What are the key things I have been / am using it for?

Tenons used for cabinet construction

Well other than the bed frames just described and shown above; I modified my standard means of constructing cabinets to now use the Festool Domino tenons to join the back and sides … and then they are also screwed which pulls everything tight as the glue dries. The end result is a “bullet proof” cabinet which will last for generations as is the goal.

48″ x 24″ sign created by laminating narrower boards using Festool Domino tenons

I’ve also been using it for frames for signs, laminating boards to make wider panels … and I am certain I will find plenty more uses as time goes on. Certainly creating wider boards for signs is a pretty common use now.

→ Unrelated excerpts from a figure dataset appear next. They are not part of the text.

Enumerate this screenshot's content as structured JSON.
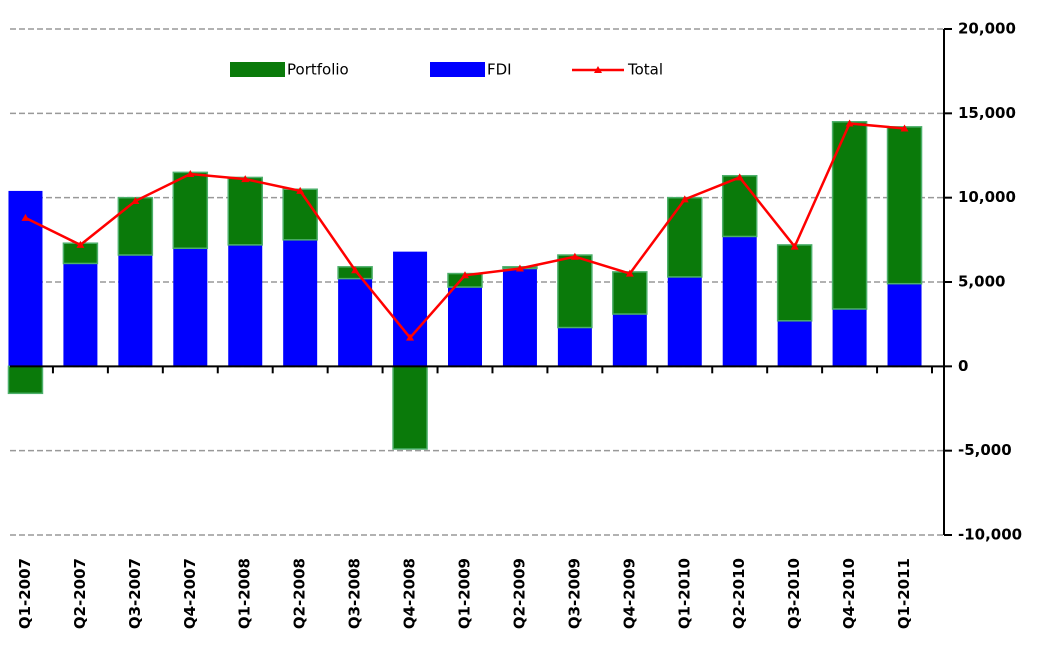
{
  "chart_data": {
    "type": "bar",
    "categories": [
      "Q1-2007",
      "Q2-2007",
      "Q3-2007",
      "Q4-2007",
      "Q1-2008",
      "Q2-2008",
      "Q3-2008",
      "Q4-2008",
      "Q1-2009",
      "Q2-2009",
      "Q3-2009",
      "Q4-2009",
      "Q1-2010",
      "Q2-2010",
      "Q3-2010",
      "Q4-2010",
      "Q1-2011"
    ],
    "series": [
      {
        "name": "Portfolio",
        "color": "#0a7a0a",
        "values": [
          -1600,
          1200,
          3400,
          4500,
          4000,
          3000,
          700,
          -4900,
          800,
          100,
          4300,
          2500,
          4700,
          3600,
          4500,
          11100,
          9300
        ]
      },
      {
        "name": "FDI",
        "color": "#0000ff",
        "values": [
          10400,
          6100,
          6600,
          7000,
          7200,
          7500,
          5200,
          6800,
          4700,
          5800,
          2300,
          3100,
          5300,
          7700,
          2700,
          3400,
          4900
        ]
      },
      {
        "name": "Total",
        "color": "#ff0000",
        "type": "line",
        "values": [
          8800,
          7200,
          9800,
          11400,
          11100,
          10400,
          5700,
          1700,
          5400,
          5800,
          6500,
          5500,
          9900,
          11200,
          7100,
          14400,
          14100
        ]
      }
    ],
    "ylim": [
      -10000,
      20000
    ],
    "yticks": [
      {
        "value": -10000,
        "label": "-10,000"
      },
      {
        "value": -5000,
        "label": "-5,000"
      },
      0,
      {
        "value": 5000,
        "label": "5,000"
      },
      {
        "value": 10000,
        "label": "10,000"
      },
      {
        "value": 15000,
        "label": "15,000"
      },
      {
        "value": 20000,
        "label": "20,000"
      }
    ],
    "grid": true,
    "legend": "top"
  }
}
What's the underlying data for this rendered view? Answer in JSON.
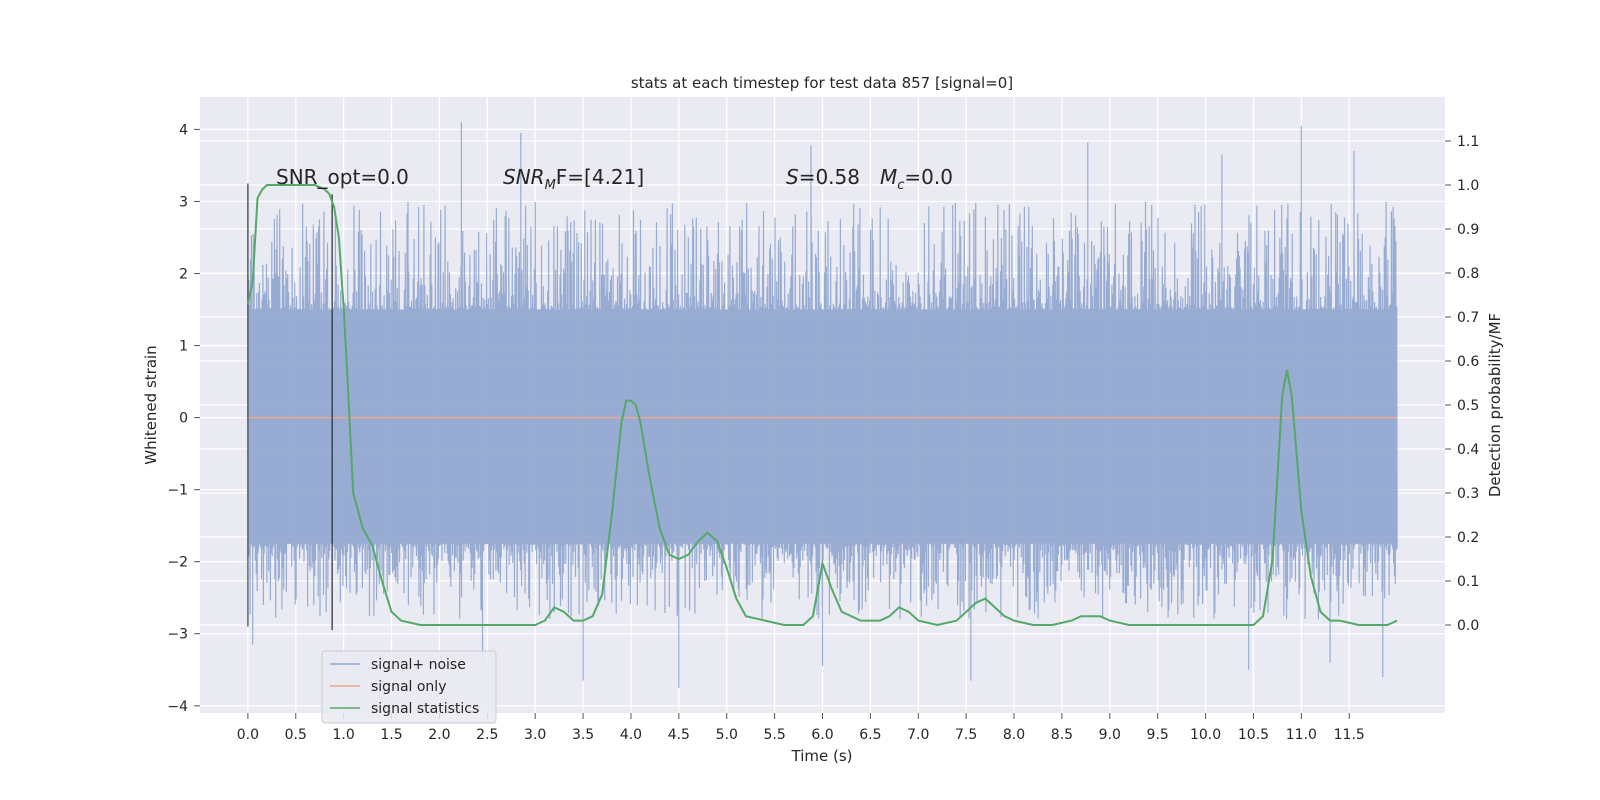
{
  "chart_data": {
    "type": "line",
    "title": "stats at each timestep for test data 857 [signal=0]",
    "xlabel": "Time (s)",
    "ylabel_left": "Whitened strain",
    "ylabel_right": "Detection probability/MF",
    "xlim": [
      -0.5,
      12.5
    ],
    "ylim_left": [
      -4.1,
      4.45
    ],
    "ylim_right": [
      -0.2,
      1.2
    ],
    "x_ticks": [
      0.0,
      0.5,
      1.0,
      1.5,
      2.0,
      2.5,
      3.0,
      3.5,
      4.0,
      4.5,
      5.0,
      5.5,
      6.0,
      6.5,
      7.0,
      7.5,
      8.0,
      8.5,
      9.0,
      9.5,
      10.0,
      10.5,
      11.0,
      11.5
    ],
    "x_tick_labels": [
      "0.0",
      "0.5",
      "1.0",
      "1.5",
      "2.0",
      "2.5",
      "3.0",
      "3.5",
      "4.0",
      "4.5",
      "5.0",
      "5.5",
      "6.0",
      "6.5",
      "7.0",
      "7.5",
      "8.0",
      "8.5",
      "9.0",
      "9.5",
      "10.0",
      "10.5",
      "11.0",
      "11.5"
    ],
    "y_left_ticks": [
      4,
      3,
      2,
      1,
      0,
      -1,
      -2,
      -3,
      -4
    ],
    "y_left_tick_labels": [
      "4",
      "3",
      "2",
      "1",
      "0",
      "−1",
      "−2",
      "−3",
      "−4"
    ],
    "y_right_ticks": [
      1.1,
      1.0,
      0.9,
      0.8,
      0.7,
      0.6,
      0.5,
      0.4,
      0.3,
      0.2,
      0.1,
      0.0
    ],
    "y_right_tick_labels": [
      "1.1",
      "1.0",
      "0.9",
      "0.8",
      "0.7",
      "0.6",
      "0.5",
      "0.4",
      "0.3",
      "0.2",
      "0.1",
      "0.0"
    ],
    "grid": true,
    "legend_placement": "lower-left",
    "annotations": {
      "snr_opt": "SNR_opt=0.0",
      "snr_mf_base": "SNR",
      "snr_mf_sub": "M",
      "snr_mf_rest": "F=[4.21]",
      "s_base": "S",
      "s_rest": "=0.58",
      "mc_base": "M",
      "mc_sub": "c",
      "mc_rest": "=0.0"
    },
    "markers_vertical_x": [
      0.0,
      0.88
    ],
    "series": [
      {
        "name": "signal+ noise",
        "color": "#8fa5cf",
        "axis": "left",
        "t_range": [
          0.0,
          12.0
        ],
        "typical_envelope": [
          -1.7,
          1.4
        ],
        "peaks_up": [
          [
            0.0,
            3.25
          ],
          [
            2.23,
            4.1
          ],
          [
            2.85,
            3.95
          ],
          [
            5.88,
            3.78
          ],
          [
            8.77,
            3.82
          ],
          [
            10.17,
            3.65
          ],
          [
            11.0,
            4.05
          ],
          [
            11.55,
            3.7
          ]
        ],
        "peaks_down": [
          [
            0.05,
            -3.15
          ],
          [
            2.45,
            -3.35
          ],
          [
            3.5,
            -3.65
          ],
          [
            4.5,
            -3.75
          ],
          [
            6.0,
            -3.45
          ],
          [
            7.55,
            -3.65
          ],
          [
            10.45,
            -3.5
          ],
          [
            11.3,
            -3.4
          ],
          [
            11.85,
            -3.6
          ]
        ]
      },
      {
        "name": "signal only",
        "color": "#e8a68e",
        "axis": "left",
        "x": [
          0.0,
          12.0
        ],
        "y": [
          0.0,
          0.0
        ]
      },
      {
        "name": "signal statistics",
        "color": "#55a868",
        "axis": "right",
        "x": [
          0.0,
          0.05,
          0.1,
          0.15,
          0.2,
          0.3,
          0.5,
          0.7,
          0.8,
          0.85,
          0.9,
          0.95,
          1.0,
          1.05,
          1.1,
          1.2,
          1.3,
          1.4,
          1.5,
          1.6,
          1.8,
          2.0,
          2.5,
          3.0,
          3.1,
          3.2,
          3.3,
          3.4,
          3.5,
          3.6,
          3.7,
          3.8,
          3.9,
          3.95,
          4.0,
          4.05,
          4.1,
          4.2,
          4.3,
          4.4,
          4.5,
          4.6,
          4.7,
          4.8,
          4.9,
          5.0,
          5.1,
          5.2,
          5.4,
          5.6,
          5.8,
          5.9,
          6.0,
          6.1,
          6.2,
          6.4,
          6.6,
          6.7,
          6.8,
          6.9,
          7.0,
          7.2,
          7.4,
          7.5,
          7.6,
          7.7,
          7.8,
          7.9,
          8.0,
          8.2,
          8.4,
          8.6,
          8.7,
          8.8,
          8.9,
          9.0,
          9.2,
          9.5,
          10.0,
          10.5,
          10.6,
          10.7,
          10.8,
          10.85,
          10.9,
          11.0,
          11.1,
          11.2,
          11.3,
          11.4,
          11.6,
          11.8,
          11.9,
          12.0
        ],
        "y": [
          0.73,
          0.78,
          0.97,
          0.99,
          1.0,
          1.0,
          1.0,
          1.0,
          0.99,
          0.98,
          0.95,
          0.88,
          0.72,
          0.52,
          0.3,
          0.22,
          0.18,
          0.1,
          0.03,
          0.01,
          0.0,
          0.0,
          0.0,
          0.0,
          0.01,
          0.04,
          0.03,
          0.01,
          0.01,
          0.02,
          0.07,
          0.25,
          0.46,
          0.51,
          0.51,
          0.5,
          0.46,
          0.33,
          0.22,
          0.16,
          0.15,
          0.16,
          0.19,
          0.21,
          0.19,
          0.13,
          0.06,
          0.02,
          0.01,
          0.0,
          0.0,
          0.02,
          0.14,
          0.08,
          0.03,
          0.01,
          0.01,
          0.02,
          0.04,
          0.03,
          0.01,
          0.0,
          0.01,
          0.03,
          0.05,
          0.06,
          0.04,
          0.02,
          0.01,
          0.0,
          0.0,
          0.01,
          0.02,
          0.02,
          0.02,
          0.01,
          0.0,
          0.0,
          0.0,
          0.0,
          0.02,
          0.15,
          0.52,
          0.58,
          0.52,
          0.26,
          0.11,
          0.03,
          0.01,
          0.01,
          0.0,
          0.0,
          0.0,
          0.01
        ]
      }
    ]
  }
}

What are the top 5 things I love about this tool?

  1. It works every time for hours on end without skipping a beat, which in a production environment (or if you just value your time) is definitely a major consideration.
  2. It’s safe; I am constantly getting nicks, scratches and splinters … but none of them from this tool.
  3. Speed; it is very quick to set up & adjust for depth / width / angle. The bits are easily swapped over for different sizes of tenon.
  4. Dust control; in conjunction with my Festool HEPA shop vac there is barely any dust to speak of when using this tool and a face mask is not necessary.
  5. Last of all but certainly not last is the strength of the end product. The beach tenons are super strong and just make for a very durable end product.

What are the things I am less keen on?

  1. Well I guess the obvious one is the price … not just the $1040 for the tool itself, or the similar cost for a decent vacuum (in my case the Festool HEPA vac) … but also the cost of the beach tennons. When you buy Festool products you should not be basing the decision primarily on price as there are way cheaper options … such as most biscuit joiners. However … well see the number one top thing I love above as to why ultimately it’s worth the price 😉
  2. You do need to watch in softer wood (such as fir or pine) and take the process of machining a tenon hole a little slower to avoid any tear out. I usually do a slow first pass & then a quick “dive” second pass just to make sure the hole is clean. This technique works well for me on softer wood.

Where do I see this helping my business most?

I can produce very durable products in a timely manner.

What suggestions or tips do I have if any?

Experiment to see what spacing / how many tenons you need and what size to use in various dimensions of material. More rather than fewer also helps with alignment as you marry two panels together and that benefit alone isn’t to be sneezed at.